My favorite new word is “silviculture”:
The art and science of controlling the establishment, growth, composition, health, and quality of forests and woodlands to meet the multitude of purposes and values of landowners and society on a sustainable basis.
SO much goes into that definition!
When I first started managing the ranch here, I went out with Jennifer, who was then our local Stewardship Forester from the Oregon Department of Forestry. We looked at a hillside covered with trees and brush and she said, “Well, it looks like you have about 275 Douglas Fir trees to the acre and they are about 8 – 10 years old.” I looked at the hillside and couldn’t even SEE those baby trees. Well, it wasn’t that I couldn’t see, it was that I couldn’t recognize the amongst everything else on the hillside.
Since then, I’m happy to say, I’ve gotten so I can see and recognize the Doug Fir, and can even usually tell how old they are. I still can’t estimate the stocking very well – but I’m getting there.
After having attended this weekend’s class, I now have more things that I can see and recognize in the forest – tree health, the dominant, co-dominant and suppressed trees, based on the crown size and height. I learned how to measure out a plot (a small representative area) and actually do an inventory.
I also got a handle on “forest succession”, which is the way that a forest changes over time.First (not shown in the image) is a major disturbance. The most common major disturbance used to be fire, but since widespread wildfires are now prevented as much as possible, the main ground-clearing disturbance is logging. Once the ground is cleared, then you get short grasses, replaced by tall grasses, which are replaced by shrubs, then small trees and then tall trees.
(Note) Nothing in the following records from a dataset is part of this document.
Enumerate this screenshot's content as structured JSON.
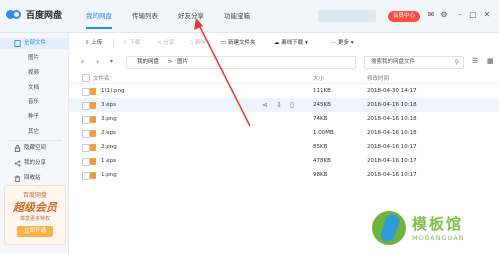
{
  "app": {
    "name": "百度网盘"
  },
  "nav": {
    "tabs": [
      "我的网盘",
      "传输列表",
      "好友分享",
      "功能宝箱"
    ],
    "active": 0
  },
  "header": {
    "vip_label": "会员中心"
  },
  "sidebar": {
    "items": [
      "全部文件",
      "图片",
      "视频",
      "文档",
      "音乐",
      "种子",
      "其它"
    ],
    "extra": [
      "隐藏空间",
      "我的分享",
      "回收站"
    ],
    "promo": {
      "line1": "百度网盘",
      "line2": "超级会员",
      "line3": "尊享更多特权",
      "button": "立即开通"
    }
  },
  "toolbar": {
    "upload": "上传",
    "download": "下载",
    "share": "分享",
    "delete": "删除",
    "new_folder": "新建文件夹",
    "offline": "离线下载",
    "more": "更多"
  },
  "path": {
    "crumbs": [
      "我的网盘",
      "图片"
    ],
    "search_placeholder": "搜索我的网盘文件"
  },
  "table": {
    "headers": {
      "name": "文件名",
      "size": "大小",
      "date": "修改时间"
    },
    "rows": [
      {
        "name": "1(1).png",
        "size": "111KB",
        "date": "2018-04-30 14:17"
      },
      {
        "name": "3.eps",
        "size": "245KB",
        "date": "2018-04-16 10:18"
      },
      {
        "name": "3.png",
        "size": "74KB",
        "date": "2018-04-16 10:18"
      },
      {
        "name": "2.eps",
        "size": "1.00MB",
        "date": "2018-04-16 10:18"
      },
      {
        "name": "2.png",
        "size": "85KB",
        "date": "2018-04-16 10:17"
      },
      {
        "name": "1.eps",
        "size": "478KB",
        "date": "2018-04-16 10:17"
      },
      {
        "name": "1.png",
        "size": "98KB",
        "date": "2018-04-16 10:17"
      }
    ]
  },
  "watermark": {
    "title": "模板馆",
    "sub": "MOBANGUAN"
  },
  "colors": {
    "accent": "#2f8bf3",
    "vip": "#ff4e3f",
    "annotation_arrow": "#e53935"
  }
}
As a manager, practicing silviculture “to meet the multitude of purposes and values”, my job is to guide the forest to the end result desired on our property. It’s not the same in every corner of the property, so management can be tricky. Making it trickier still is trying to end up (in 30 to 50 years) with tall DOUG FIR (as opposed to other species). Douglas Fir, even when planted, won’t grow into small trees and then tall trees if the tall grasses and shrubs steal away the water, light and soil resources.
I have a whole new view on what I need to do to help our baby trees grow healthy and strong. Like gardening, but on a long, long term basis.
I also have a new view on why maintaining a diversity of plant growth, through all stages of succession, is vital to the wildlife.
My job has just gotten much more complicated – and much more interesting!